Colorado Senators Embark on Journey to Stop Repeat Offenders from Getting Free Passes

Colorado Senators Embark on Journey to Stop Repeat Offenders from Getting Free Passes


Last year at this time, we were discussing how many more free passes those charged with low-level felonies and misdemeanors were going to get under Senator Pete Lee’s bail reform legislation—until a crime wave changed our thinking a bit.  After shelving that last year, this year we're discussing just the opposite: how many fewer free passes should be given to those who are indeed the very repeat and violent defendants that are the problem.

Senate Bill 22-041 (Sen. Woodward) is a fairly modest solution to the problem of repeat and violent defendants and address the problem of zero or low bail policies that have been shown to increase pretrial crime and failing to appear in court.  The legislation would close judicial loopholes on imposing free passes from jail, would add crimes of violence to the list, and would require a statewide minimum bail for those who commit a new crime while on bail or who commit a violent crime.

By way of history, in 2013 the legislature enacted a series of bail prohibitors—in other words, circumstances where folks just are not eligible for a get out of jail free card.  Those are currently cases where someone is already out on bond and commits a new crime, they have willfully failed to appear in court, or they have significant, recent criminal history.  Senate Bill 22-041 would add to that list of circumstances to include crimes of violence.[1]

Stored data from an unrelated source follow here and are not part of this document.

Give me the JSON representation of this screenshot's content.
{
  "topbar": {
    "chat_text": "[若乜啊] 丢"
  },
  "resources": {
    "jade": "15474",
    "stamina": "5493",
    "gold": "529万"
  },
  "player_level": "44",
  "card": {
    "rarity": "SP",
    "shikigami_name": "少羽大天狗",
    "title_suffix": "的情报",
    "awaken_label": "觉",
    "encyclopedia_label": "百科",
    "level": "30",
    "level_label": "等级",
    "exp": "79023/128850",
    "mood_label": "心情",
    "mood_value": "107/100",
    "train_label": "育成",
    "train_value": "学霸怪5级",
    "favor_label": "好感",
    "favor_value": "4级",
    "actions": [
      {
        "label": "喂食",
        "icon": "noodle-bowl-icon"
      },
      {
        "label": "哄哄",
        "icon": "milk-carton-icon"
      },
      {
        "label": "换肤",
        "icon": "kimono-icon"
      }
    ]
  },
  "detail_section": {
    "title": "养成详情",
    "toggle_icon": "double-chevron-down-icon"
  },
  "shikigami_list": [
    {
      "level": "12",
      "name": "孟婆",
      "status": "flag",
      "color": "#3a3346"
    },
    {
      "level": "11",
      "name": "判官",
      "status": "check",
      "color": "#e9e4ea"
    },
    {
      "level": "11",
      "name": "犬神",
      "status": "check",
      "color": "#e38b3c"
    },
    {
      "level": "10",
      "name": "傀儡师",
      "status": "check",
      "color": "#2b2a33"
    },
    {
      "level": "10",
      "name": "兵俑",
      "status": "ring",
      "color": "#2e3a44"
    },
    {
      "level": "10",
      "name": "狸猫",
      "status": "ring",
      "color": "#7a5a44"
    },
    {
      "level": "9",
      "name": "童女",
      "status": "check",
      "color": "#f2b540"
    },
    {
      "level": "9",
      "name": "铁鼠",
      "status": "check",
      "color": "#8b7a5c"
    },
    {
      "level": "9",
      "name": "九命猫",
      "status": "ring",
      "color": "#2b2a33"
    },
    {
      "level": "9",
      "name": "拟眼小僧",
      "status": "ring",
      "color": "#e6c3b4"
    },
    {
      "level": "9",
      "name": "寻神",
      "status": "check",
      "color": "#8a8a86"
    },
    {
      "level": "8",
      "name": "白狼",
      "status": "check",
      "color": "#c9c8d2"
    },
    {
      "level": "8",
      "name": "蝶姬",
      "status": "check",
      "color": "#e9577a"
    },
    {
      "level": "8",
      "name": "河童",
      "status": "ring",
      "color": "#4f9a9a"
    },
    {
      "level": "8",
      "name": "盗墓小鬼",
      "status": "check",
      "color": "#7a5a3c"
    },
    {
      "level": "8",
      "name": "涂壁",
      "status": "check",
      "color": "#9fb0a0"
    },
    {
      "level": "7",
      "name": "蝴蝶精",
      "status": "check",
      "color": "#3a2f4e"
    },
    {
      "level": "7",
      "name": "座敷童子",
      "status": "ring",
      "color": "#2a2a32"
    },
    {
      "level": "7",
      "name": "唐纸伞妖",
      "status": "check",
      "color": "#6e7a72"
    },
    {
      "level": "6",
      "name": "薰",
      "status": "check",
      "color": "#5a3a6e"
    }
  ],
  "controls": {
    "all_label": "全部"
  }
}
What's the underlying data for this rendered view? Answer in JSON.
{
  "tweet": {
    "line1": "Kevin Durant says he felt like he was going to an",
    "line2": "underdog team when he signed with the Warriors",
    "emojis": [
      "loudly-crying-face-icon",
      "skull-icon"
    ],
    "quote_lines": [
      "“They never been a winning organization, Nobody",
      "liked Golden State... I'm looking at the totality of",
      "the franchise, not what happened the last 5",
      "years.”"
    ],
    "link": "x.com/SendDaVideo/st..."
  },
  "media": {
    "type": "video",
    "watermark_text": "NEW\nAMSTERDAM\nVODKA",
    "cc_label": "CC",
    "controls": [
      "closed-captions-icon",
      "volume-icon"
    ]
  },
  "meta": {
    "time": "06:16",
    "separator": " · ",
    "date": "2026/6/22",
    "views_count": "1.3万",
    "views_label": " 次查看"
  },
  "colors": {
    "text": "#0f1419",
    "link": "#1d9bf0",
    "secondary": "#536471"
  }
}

Unfortunately, Senate Bill 13-1236 created exceptions to the original circumstances of no free passes that are ignored by judges and easily overcome.  Judges can impose  read write think research paper go site go site essays about war of 1812 can you write a 4000 word essay in 2 days ferryview ringaskiddy viagra dissertation sur la peine de mort watch https://doceremedspa.com/mgpills/se-puede-comprar-viagra-en-la-farmacia-sin-receta-medica/86/ cialis med effects long side term viagra https://norfolkspca.com/medservice/cialis-e-pressione-sanguigna/14/ cialis soft tabs 90 pills (20mg) levitra vs viagra wikipedia manufacturer coupons for viagra quien vende viagra en la serena go site bomemetre fiyati viagra how do i set up an outlook email account on my iphone 6 https://hhkidsdentist.com/advising/viagra-vending-machines/81/ character sketch example essay questions can i take cialis with blood pressure medication personal essay for nursing comp class source url https://businesswomanguide.org/capstone/essay-writing-skills-grammar/22/ immediate help with a statistics homework problem without payi https://zacharyelementary.org/presentation/academic-poster-color-schemes/30/ follow site essay corruption is like a ball of snow enter precios levitra cialis viagra any condition to get around the free pass requirement.  For example, a judge could simply impose a curfew of 9:00 pm to work around these requirements.  A judge has to have no reason whatsoever to overcome this requirement, other than to simply impose another non-monetary condition.  This requirement never made sense.  Two, prosecutors were allowed to consent to a personal recognizance bond.  This essentially transfers judicial discretion to prosecutors, and there is no reason that if judges are generally prohibited from something that only prosecutors should have the consent to allow something.  Soundly, Senate Bill 22-041 deletes these two exceptions.

The reasons for the prohibitors of free passes on bail made sense in 2013…and makes sense now.  Uncontroverted research for a generation shows that prior failures to appear in court and prior criminal history are the number one predictors of pretrial misconduct.  The legislature makes an evidence-based move when it simply says, no more free passes for those who have already proven they are at high risk to fail.

SB 22-41 also adds a minimum bail requirement of $7,500 for qualifying circumstances.  While we praise that and think stopping the $1 and $2 firearm case bails is important, we think setting a minimum monetary bail in statute, from which judges cannot depart, will not survive constitutional scrutiny.  That said, the legislature should consider setting a minimum bail schedule for such crimes, if a schedule is used, where no one in Colorado can be released for less than the minimum bail schedule amount without first seeing a judge to have an individualized hearing.

In short, SB 22-041 is a modest move forward to stop the cycle of repeat defendants taking advantage of the system by getting continuing free passes.  The states of Delaware and Texas have moved forward with similar legislation which became law, with other legislatures looking at similar no more-free pass legislation.  While the legislature cannot directly hold judges accountable, the legislature can at least force the Judicial Performance Commission to report out on how judges set bail and the results thereof.  While perhaps beyond the scope of SB 22-041, we cannot forget that there are three branches of government that can be the cause or solution to a problem.

We would encourage all locally elected officials and law enforcement to consider supporting Senate Bill 22-041 and help stop the cycle of crime by contacting your state representative in support.

Facebook Comments

Comments are closed, but trackbacks and pingbacks are open.